Reimagining the roles of monuments is another common Rising Sun approach. The Hygiea sculpture and built environment by Alison Saar (daughter of Black Arts Movement pioneer Betye Saar), dedicated to sanitation and domestic laborers, seems to be in conversation with Indigenous artist Rose B. Simpson’s Delegate sculpture, which represents the silencing of native sovereignty and representation in US politics. Each artist highlights crucial marginalized groups who are overlooked and taken for granted.

Wilmer Wilson IV, a Philly-based artist, uses posters, flyers, and other archival artifacts to elevate the sites where these items are commonly posted (kiosks, telephone posts, billboards) as larger-than-life tributes to our everyday lives. However, the most unlikely monument is a marble duck displayed outdoors on PAFA’s front plinth, the result of Lenka Clayton’s epic retelling of The True Story of a Stone, following a piece of stone across the red walls of the gallery space. Meanwhile at AAMP, Mark Thomas Gibson’s Their Failure is Our Reward acts almost as an anti-monument, an animatronic daisy dancing on the grave of a Klansman four times a day to a swelling cinematic soundtrack.

Statue of woman with blue lips holding a double-ended broom, surrounded by hanging glass bottles and floor buckets & basins
Alison Saar’s 'Hygiea' on view in ‘Rising Sun.’ (Photo by Hanae Mason.)

The truth about the sun—and us

Visiting both locations of Rising Sun in a single day requires astute planning and stamina. There is just so much to process and a lot of ground to cover between the two institutions, as well as the 15-minute trek through Chinatown between them. Consider also the order of the visit: the content and themes of the work at AAMP are a bit heavier and more historically based, whereas the PAFA portion offers more of an interpretive, contemporary selection.

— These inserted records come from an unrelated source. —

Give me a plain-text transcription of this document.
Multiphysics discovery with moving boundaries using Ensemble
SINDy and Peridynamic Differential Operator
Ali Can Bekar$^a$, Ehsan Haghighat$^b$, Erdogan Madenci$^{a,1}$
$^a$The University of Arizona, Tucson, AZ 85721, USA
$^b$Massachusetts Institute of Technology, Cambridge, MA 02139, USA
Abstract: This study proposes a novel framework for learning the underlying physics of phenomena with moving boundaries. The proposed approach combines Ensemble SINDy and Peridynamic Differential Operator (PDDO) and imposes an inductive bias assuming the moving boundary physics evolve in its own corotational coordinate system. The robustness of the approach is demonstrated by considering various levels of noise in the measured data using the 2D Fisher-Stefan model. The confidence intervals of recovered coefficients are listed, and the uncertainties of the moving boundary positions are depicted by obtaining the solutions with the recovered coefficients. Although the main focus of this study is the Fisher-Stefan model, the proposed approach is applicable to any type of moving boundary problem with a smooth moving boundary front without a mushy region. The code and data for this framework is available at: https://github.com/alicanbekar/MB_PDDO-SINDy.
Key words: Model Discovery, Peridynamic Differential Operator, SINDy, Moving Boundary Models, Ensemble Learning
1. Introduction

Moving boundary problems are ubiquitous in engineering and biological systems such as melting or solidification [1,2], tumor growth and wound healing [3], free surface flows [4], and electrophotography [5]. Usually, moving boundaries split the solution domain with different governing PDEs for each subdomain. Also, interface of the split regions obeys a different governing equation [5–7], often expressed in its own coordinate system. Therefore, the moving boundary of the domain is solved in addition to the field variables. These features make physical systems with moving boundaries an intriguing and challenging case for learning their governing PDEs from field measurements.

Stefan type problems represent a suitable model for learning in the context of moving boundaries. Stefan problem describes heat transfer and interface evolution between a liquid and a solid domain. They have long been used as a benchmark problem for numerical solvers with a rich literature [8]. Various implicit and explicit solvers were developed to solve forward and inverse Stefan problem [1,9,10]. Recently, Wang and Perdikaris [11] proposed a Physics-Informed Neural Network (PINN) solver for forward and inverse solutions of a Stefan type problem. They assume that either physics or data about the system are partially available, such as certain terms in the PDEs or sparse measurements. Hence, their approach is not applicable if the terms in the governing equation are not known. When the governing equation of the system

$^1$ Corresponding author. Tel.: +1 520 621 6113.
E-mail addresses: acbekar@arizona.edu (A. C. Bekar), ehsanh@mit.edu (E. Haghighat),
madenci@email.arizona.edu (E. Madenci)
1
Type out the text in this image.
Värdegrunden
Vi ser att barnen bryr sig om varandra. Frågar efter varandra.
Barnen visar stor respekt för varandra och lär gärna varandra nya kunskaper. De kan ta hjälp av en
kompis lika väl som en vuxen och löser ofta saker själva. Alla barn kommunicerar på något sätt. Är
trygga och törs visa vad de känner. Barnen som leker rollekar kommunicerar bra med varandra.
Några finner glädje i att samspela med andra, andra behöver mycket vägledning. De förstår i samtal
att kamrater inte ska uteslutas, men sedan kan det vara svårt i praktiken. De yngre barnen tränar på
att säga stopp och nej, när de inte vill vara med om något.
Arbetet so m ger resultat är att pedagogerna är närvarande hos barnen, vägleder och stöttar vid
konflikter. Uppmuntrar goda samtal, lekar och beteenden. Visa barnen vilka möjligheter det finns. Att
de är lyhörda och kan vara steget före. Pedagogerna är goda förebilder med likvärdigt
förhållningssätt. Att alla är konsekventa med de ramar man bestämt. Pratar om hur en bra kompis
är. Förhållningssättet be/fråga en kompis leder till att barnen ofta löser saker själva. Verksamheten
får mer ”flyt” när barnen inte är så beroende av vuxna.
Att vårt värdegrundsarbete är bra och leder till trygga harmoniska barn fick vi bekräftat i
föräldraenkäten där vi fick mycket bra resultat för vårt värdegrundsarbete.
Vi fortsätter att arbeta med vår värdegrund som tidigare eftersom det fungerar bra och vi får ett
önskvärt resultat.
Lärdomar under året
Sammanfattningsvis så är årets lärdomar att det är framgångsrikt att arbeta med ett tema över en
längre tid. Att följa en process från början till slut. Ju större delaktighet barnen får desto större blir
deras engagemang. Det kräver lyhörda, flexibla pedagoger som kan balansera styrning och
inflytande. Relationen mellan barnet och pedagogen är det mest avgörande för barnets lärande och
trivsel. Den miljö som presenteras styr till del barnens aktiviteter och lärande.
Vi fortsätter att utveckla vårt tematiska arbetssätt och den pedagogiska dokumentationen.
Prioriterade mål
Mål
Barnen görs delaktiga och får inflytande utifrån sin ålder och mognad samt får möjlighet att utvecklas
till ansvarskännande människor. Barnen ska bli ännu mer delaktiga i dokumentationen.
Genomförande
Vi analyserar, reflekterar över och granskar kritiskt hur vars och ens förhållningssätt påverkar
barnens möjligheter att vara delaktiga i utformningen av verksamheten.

Ultimately, I’m not sure Rising Sun asks the right question. It is our positionality that makes us believe the sun rises or sets, when it actually does neither. The sun is steady, remaining unmoved in space, while we on Earth are the ones constantly revolving around it. By focusing our attention on the sun, we avert our eyes from what we are unwilling to face about ourselves and what is hidden in our shadows. But as a country in continuous and compounding crises, we can no longer afford to look away. Are we ready to look at ourselves and tell the truth? Rising Sun offers plenty to see and reflect upon, and a place to start the conversation.

What, When, Where

Rising Sun: Artists in an Uncertain America. Through December 31, 2023, at PAFA, 118-128 North Broad Street, and through March 3, 2024 at AAMP, 701 Arch Street, Philadelphia. $25 for special joint tickets; $10 for youth and children. risingsunphilly.org.

Accessibility

PAFA and AAMP are wheelchair-accessible venues.

Masks are optional at PAFA and required at AAMP.